Now some facts as to how I arrived there: After graduating from San Diego State University, I taught high school English in San Diego beginning in 1969 and retired in 2000 after a 30-year career. Concurrently, I began writing features for newspapers and magazines in 1980, taking up subjects in art and travel, and publishing 250 articles. I ventured into fiction in 1988 with What Love Sees, a biographical novel of a woman's unwavering determination to lead a full life despite blindness. The book was made into a CBS television movie starring Richard Thomas and Annabeth Gish. My short fiction has appeared in The Missouri Review, Ploughshares, New England Review, Confrontation, Alaska Quarterly Review, Manoa, Connecticut Review, Calyx, Crescent Review, So To Speak and elsewhere.
My art-related fiction, products of my pledge on Pont Neuf:Girl in Hyacinth Blue, 1999, and a Hallmark Hall of Fame production in 2003, tracing an alleged Vermeer painting through the centuries revealing its influence on those who possessed it.Selected awards:
New York Times Best Sellers: Girl in Hyacinth Blue, The Passion of Artemisia, Luncheon of the Boating Party.
Book Sense Pick, Luncheon of the Boating Party, 2007.
Book Sense Year's Favorites, for The Passion of Artemisia, 2002.
Book Sense Book of the Year Finalist, Girl in Hyacinth Blue, 1999.
International Dublin Literary Award, Nominee, for Girl in Hyacinth Blue, 2001.
Independent Publisher Magazine, Storyteller of the Year, for Girl in Hyacinth Blue, 1999.
Foreword Magazine's Best Novel of the Year, for Girl in Hyacinth Blue,1999.
San Diego Book Awards' Theodor Geisel Award and Best Novel of the Year, 1999, for Girl; 2002 for Artemisia, and 2005 for Life Studies.
My work has been translated into twenty-five languages.
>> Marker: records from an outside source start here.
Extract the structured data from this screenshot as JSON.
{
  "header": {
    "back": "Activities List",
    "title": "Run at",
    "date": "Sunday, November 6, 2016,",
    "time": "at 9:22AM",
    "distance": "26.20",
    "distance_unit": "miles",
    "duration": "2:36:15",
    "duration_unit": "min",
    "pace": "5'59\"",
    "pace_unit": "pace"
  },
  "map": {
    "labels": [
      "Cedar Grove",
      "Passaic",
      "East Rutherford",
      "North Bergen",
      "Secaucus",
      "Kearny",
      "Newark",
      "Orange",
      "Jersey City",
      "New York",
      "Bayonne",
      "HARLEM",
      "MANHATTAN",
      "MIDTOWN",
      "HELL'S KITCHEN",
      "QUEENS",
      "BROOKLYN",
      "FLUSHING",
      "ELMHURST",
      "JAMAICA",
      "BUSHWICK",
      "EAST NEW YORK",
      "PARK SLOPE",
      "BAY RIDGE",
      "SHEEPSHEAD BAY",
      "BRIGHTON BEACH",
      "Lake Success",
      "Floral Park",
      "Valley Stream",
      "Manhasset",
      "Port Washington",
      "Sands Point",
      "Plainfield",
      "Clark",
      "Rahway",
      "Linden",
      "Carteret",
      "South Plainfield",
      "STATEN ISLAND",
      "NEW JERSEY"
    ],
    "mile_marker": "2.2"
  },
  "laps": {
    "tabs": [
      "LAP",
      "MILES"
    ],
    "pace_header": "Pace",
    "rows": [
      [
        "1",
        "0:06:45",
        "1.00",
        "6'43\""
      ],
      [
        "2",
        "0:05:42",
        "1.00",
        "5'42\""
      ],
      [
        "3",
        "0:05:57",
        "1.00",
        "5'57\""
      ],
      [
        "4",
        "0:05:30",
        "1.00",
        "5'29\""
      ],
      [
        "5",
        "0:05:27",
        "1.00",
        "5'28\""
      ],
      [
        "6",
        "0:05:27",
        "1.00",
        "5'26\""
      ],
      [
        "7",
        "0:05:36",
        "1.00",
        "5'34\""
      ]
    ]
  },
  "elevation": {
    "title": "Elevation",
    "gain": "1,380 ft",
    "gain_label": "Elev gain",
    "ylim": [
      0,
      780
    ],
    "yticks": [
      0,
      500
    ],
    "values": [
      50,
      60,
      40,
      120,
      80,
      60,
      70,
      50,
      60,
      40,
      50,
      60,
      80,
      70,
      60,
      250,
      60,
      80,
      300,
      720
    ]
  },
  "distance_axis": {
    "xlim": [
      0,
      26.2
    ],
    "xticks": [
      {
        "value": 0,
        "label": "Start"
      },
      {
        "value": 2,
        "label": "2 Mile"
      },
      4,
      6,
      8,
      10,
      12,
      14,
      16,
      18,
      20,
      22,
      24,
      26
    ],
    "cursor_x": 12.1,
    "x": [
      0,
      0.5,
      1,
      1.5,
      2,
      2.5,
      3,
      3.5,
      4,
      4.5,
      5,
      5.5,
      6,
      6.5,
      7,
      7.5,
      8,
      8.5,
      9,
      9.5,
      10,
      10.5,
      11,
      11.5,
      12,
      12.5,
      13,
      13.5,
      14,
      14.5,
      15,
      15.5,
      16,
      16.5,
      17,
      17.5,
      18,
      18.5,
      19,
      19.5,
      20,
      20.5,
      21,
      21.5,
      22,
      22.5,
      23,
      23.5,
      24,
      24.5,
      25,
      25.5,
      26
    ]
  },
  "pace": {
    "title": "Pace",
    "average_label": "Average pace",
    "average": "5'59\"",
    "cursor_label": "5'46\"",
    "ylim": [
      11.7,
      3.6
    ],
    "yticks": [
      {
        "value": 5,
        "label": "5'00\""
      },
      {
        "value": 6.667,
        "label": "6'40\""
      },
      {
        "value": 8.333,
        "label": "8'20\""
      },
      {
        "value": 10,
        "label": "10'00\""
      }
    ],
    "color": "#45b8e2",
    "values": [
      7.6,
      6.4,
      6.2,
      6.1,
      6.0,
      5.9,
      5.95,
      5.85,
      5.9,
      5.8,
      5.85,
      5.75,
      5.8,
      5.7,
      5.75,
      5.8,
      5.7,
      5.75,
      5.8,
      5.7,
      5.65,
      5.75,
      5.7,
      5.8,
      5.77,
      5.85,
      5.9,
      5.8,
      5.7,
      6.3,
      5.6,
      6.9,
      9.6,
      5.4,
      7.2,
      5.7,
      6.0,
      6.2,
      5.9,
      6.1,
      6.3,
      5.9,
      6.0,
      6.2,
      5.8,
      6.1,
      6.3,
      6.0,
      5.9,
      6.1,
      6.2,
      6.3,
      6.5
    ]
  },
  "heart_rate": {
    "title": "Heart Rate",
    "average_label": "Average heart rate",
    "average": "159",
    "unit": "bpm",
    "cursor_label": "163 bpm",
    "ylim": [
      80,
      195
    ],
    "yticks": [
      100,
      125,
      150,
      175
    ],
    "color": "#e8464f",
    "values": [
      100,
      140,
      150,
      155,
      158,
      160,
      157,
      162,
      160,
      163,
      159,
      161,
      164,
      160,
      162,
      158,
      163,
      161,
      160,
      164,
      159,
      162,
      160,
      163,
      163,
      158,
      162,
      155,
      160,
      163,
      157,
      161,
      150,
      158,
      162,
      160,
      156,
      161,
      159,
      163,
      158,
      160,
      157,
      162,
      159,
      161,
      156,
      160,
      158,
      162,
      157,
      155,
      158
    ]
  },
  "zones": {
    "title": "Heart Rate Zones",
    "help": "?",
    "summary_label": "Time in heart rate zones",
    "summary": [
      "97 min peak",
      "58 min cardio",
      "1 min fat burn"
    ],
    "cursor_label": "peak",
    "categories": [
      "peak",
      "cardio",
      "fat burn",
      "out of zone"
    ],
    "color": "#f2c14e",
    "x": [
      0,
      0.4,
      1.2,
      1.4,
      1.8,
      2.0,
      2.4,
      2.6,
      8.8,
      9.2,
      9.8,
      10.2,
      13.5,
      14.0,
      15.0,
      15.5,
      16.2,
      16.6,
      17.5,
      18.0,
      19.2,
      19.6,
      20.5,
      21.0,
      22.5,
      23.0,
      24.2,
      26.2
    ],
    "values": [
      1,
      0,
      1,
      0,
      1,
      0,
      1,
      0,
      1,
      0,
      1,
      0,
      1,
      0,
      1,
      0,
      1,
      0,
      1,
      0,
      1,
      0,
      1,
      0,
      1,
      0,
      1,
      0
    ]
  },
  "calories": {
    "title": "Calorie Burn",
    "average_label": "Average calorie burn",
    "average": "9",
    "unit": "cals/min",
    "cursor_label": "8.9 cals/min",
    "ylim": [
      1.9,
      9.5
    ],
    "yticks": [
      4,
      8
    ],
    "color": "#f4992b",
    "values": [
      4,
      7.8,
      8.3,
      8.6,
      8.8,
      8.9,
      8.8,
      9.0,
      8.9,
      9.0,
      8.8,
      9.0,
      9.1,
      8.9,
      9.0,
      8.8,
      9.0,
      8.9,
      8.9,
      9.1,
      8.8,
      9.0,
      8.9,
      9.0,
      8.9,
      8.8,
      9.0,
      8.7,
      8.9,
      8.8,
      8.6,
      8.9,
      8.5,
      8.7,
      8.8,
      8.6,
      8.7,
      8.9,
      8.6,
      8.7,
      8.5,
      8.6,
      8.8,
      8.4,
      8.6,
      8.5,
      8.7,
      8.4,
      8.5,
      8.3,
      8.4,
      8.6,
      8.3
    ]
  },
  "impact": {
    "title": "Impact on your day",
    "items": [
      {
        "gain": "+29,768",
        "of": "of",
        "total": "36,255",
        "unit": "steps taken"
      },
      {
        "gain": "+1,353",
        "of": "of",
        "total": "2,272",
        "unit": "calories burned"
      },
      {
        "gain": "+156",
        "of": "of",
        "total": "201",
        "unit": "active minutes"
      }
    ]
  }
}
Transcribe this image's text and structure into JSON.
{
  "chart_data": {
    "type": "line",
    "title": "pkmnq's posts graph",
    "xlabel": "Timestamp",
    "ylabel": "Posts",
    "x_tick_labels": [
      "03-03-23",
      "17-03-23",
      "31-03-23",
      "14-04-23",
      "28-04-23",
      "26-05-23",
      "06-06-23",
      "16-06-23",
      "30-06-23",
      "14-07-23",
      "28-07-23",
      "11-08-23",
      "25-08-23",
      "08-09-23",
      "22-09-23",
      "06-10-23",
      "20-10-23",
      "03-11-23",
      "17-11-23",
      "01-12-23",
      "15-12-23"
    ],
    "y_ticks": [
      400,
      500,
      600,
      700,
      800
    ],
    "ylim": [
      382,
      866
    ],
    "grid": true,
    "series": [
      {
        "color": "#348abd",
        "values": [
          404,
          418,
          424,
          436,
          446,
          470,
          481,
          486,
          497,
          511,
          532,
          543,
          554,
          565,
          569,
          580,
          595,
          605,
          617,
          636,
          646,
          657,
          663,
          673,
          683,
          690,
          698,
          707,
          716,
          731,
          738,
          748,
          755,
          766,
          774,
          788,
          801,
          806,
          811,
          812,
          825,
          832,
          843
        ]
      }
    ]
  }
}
So, what have I learned from all of this? That entering the mind and heart of painters has taught me to see, and to be more appreciative of the beauties of the visible world. That I can agree with Renoir when he said, "I believe that I am nearer to God by being humble before his splendor (Nature)." That people are hungry for real lives behind the paintings. That readers' lives have been enriched, their sensibilities sharpened, even their goals for their own creative endeavors given higher priorities in their lives.
And especially this: Thanks to art, instead of seeing only one world and time period, our own, we see it multiplied and can peer into other times, other worlds which offer windows to other lives. Each time we enter imaginatively into the life of another, it's a small step upwards in the elevation of the human race. Consider this: Where there is no imagination of others' lives, there is no human connection. Where there is no human connection, there is no chance for compassion to govern. Without compassion, then loving kindness, human understanding, peace all shrivel. Individuals become isolated, and the isolated can turn resentful, narrow, cruel; they can become blinded, and that's where prejudice, holocausts, terrorism and tragedy hover. Art--and literature--are antidotes to that.